Reviews | Bongbong Marcos win in the Philippines sends warning of authoritarian nostalgia
One of the New Jersey properties, in Cherry Hill, was where his son, namesake and likely next president of the Philippines, Ferdinand Marcos Jr., lived while attending the University of Pennsylvania.
These documents became the roadmap for me and my Post colleague Dale Russakoff in trying to unravel the confusing maze of shell companies and holding companies that controlled the hundreds of millions of dollars – some put the figure as high as $10 billion. – that Marcos and his wife, Imelda, flew to the Philippines for two brutal decades.
Massive corruption was only part of his sordid legacy. There was martial law, suspension of due process, widespread imprisonment of opposition leaders and dissidents, torture, enforced disappearances and extrajudicial executions known as “rescue”.
When I moved to Manila later in 1986 to open the post office there, I found a new democracy struggling to take root and a people still trying to overcome the trauma of the Marcos years. A handful of his red-shirted stalwart followers showed up for a weekly protest near the US Embassy, demanding the dictator’s return from exile. Some of his buddies have retained positions of influence. But Filipinos seemed ready to embrace their democratic rights and move on from Marcos’ mismanagement.
So when I returned to the country a decade later, it was with some shock that I found a sort of rekindled nostalgia for the strong old man.
The economy was growing, foreign investment was flowing in, democratic institutions had been restored, and the country had achieved a peaceful transition of power. President Corazon C. Aquino, whose “People Power” movement overthrew Marcos in 1986, was replaced by Fidel V. Ramos, the former commander of the armed forces who had previously led the military mutiny that allowed popular protests to to succeed.
But the country was still steeped in abject poverty, corruption remained endemic, and promises of land reform and a fairer distribution of wealth had proved futile. Little of Marcos’ stolen wealth had been returned. Foreign correspondents like me praised the country’s successful transition from dictatorship to democracy. For many ordinary Filipinos, very little had changed – and many worried about having enough to eat and were already longing for the good old days when things seemed to be better.
Misplaced nostalgia coupled with amnesia seems to be what caused a sizable majority of Filipino voters to turn to Marcos’ son, known as “Bongbong” Marcos, for what now amounts to something like a family catering. With most votes counted early Tuesday morning, he had a two-to-one lead over his closest rival, according to unofficial results.
Most young voters today have no vivid memories of the horrors of the martial law era or the massive nationwide looting of the country’s resources. What their parents or grandparents tell them, or what they see on the candidate’s whitewashed social media accounts, is that the Philippines under Marcos was a golden age.

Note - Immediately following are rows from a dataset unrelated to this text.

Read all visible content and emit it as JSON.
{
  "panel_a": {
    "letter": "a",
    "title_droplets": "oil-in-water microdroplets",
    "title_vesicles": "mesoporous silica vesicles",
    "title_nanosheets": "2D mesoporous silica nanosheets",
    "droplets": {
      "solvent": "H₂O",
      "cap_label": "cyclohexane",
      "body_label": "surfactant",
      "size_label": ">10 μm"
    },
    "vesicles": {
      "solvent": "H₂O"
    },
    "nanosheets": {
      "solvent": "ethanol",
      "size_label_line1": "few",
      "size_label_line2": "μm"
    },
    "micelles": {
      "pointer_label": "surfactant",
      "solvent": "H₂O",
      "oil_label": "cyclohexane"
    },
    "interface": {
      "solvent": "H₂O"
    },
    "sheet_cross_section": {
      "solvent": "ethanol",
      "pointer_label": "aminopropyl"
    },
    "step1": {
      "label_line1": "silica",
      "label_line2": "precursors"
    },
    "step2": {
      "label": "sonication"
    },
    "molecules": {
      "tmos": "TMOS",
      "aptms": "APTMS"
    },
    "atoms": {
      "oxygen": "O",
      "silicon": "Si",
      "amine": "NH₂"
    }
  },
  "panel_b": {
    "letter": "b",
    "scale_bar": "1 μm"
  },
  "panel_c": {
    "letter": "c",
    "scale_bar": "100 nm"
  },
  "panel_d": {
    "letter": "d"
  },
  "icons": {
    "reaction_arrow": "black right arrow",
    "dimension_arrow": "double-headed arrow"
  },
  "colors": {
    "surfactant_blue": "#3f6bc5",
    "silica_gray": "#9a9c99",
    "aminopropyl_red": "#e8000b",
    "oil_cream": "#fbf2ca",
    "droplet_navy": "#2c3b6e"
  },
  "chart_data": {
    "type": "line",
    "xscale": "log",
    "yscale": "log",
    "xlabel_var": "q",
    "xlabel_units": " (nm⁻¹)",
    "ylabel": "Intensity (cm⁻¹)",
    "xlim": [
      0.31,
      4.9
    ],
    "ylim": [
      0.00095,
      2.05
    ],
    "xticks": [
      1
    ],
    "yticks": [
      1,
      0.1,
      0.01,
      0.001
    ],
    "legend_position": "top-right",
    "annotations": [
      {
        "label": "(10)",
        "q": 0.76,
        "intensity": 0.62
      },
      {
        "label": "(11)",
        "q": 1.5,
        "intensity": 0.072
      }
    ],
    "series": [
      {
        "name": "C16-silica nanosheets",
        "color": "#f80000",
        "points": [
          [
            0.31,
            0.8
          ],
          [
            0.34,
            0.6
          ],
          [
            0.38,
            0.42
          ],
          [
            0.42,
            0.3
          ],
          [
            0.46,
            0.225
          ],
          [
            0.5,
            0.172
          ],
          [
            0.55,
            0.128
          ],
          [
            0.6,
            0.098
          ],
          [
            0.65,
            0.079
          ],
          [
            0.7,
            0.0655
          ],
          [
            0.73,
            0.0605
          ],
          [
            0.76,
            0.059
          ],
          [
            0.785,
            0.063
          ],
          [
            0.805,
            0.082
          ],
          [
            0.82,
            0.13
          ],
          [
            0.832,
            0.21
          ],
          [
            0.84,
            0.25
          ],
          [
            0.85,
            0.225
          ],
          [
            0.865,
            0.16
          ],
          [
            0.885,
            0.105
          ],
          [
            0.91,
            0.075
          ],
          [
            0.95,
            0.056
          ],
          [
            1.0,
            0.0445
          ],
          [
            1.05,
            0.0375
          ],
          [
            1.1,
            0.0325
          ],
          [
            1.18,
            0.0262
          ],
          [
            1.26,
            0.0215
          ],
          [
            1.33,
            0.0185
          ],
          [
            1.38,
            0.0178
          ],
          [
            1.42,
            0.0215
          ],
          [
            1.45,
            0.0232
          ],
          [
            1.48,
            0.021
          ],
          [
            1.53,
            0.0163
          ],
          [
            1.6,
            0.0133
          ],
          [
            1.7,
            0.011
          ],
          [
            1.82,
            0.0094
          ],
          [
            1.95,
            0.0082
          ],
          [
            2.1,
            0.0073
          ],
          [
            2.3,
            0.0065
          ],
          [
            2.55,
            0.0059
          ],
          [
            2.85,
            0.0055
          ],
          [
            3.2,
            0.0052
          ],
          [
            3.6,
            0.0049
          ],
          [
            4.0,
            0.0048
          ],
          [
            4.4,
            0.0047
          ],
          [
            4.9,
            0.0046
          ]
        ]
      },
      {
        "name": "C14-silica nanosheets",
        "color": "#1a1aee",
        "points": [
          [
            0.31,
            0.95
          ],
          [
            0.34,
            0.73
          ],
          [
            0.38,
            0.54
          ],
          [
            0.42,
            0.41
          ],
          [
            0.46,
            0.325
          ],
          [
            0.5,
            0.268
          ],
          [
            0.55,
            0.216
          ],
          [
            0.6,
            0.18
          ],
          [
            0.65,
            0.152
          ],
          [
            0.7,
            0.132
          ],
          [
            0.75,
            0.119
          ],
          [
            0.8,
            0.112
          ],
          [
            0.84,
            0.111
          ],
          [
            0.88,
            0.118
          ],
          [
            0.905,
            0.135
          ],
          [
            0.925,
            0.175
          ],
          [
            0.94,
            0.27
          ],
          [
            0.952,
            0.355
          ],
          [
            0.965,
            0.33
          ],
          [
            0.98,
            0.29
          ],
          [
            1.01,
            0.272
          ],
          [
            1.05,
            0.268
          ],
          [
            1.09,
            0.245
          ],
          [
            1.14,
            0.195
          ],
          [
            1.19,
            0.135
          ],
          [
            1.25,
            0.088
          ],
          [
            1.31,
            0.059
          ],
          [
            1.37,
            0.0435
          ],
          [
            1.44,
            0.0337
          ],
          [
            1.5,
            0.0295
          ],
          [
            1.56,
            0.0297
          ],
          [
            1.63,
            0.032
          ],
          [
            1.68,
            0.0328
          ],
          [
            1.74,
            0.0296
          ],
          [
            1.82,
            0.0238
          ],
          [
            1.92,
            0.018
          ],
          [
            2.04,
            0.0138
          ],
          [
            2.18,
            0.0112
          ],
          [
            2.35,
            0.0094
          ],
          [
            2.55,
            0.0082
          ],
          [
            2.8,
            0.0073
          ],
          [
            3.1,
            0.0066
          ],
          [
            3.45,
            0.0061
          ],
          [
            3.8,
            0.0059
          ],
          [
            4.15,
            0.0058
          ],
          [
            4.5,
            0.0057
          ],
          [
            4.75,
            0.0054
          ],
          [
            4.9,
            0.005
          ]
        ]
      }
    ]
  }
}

I shouldn’t be surprised. I have already seen it.
In Indonesia, Prabowo Subianto – the former son-in-law of the late autocratic President Suharto – was the head of the army’s special forces unit called Kopassus, which was implicated in human rights abuses including kidnappings and torture. He is now the country’s defense minister and a likely presidential favorite for the next election in 2024. In the last election, in 2019, he finished second with 44.5% of the vote, despite his checkered past and being banned the United States. for 20 years.
In Egypt, the Arab Spring toppled longtime President Hosni Mubarak. Shortly after, Egyptian friends complained to me about rampant crime and chaos under his short-lived successor, Mohamed Morsi. And the collapse of the Soviet Union briefly turned Russia into a messy and noisy democracy under Boris Yeltsin. But Russians today only remember the economic chaos, the collapse of the currency and the rise of the oligarchs who plundered the spoils of the state.
First a foreign correspondent, I often saw popular uprisings bringing democracy as the end of the story. What I learned is that for many people, democracy means nothing if it does not bring significant changes in their daily lives.
In difficult economic times, nostalgia and amnesia may be more powerful motivators than concerns about democratic institutions and safeguards. This is what propelled Bongbong Marcos to his overwhelming lead in the crowded presidential race in the Philippines.
Americans worried about a return of Donald Trump have better watch out.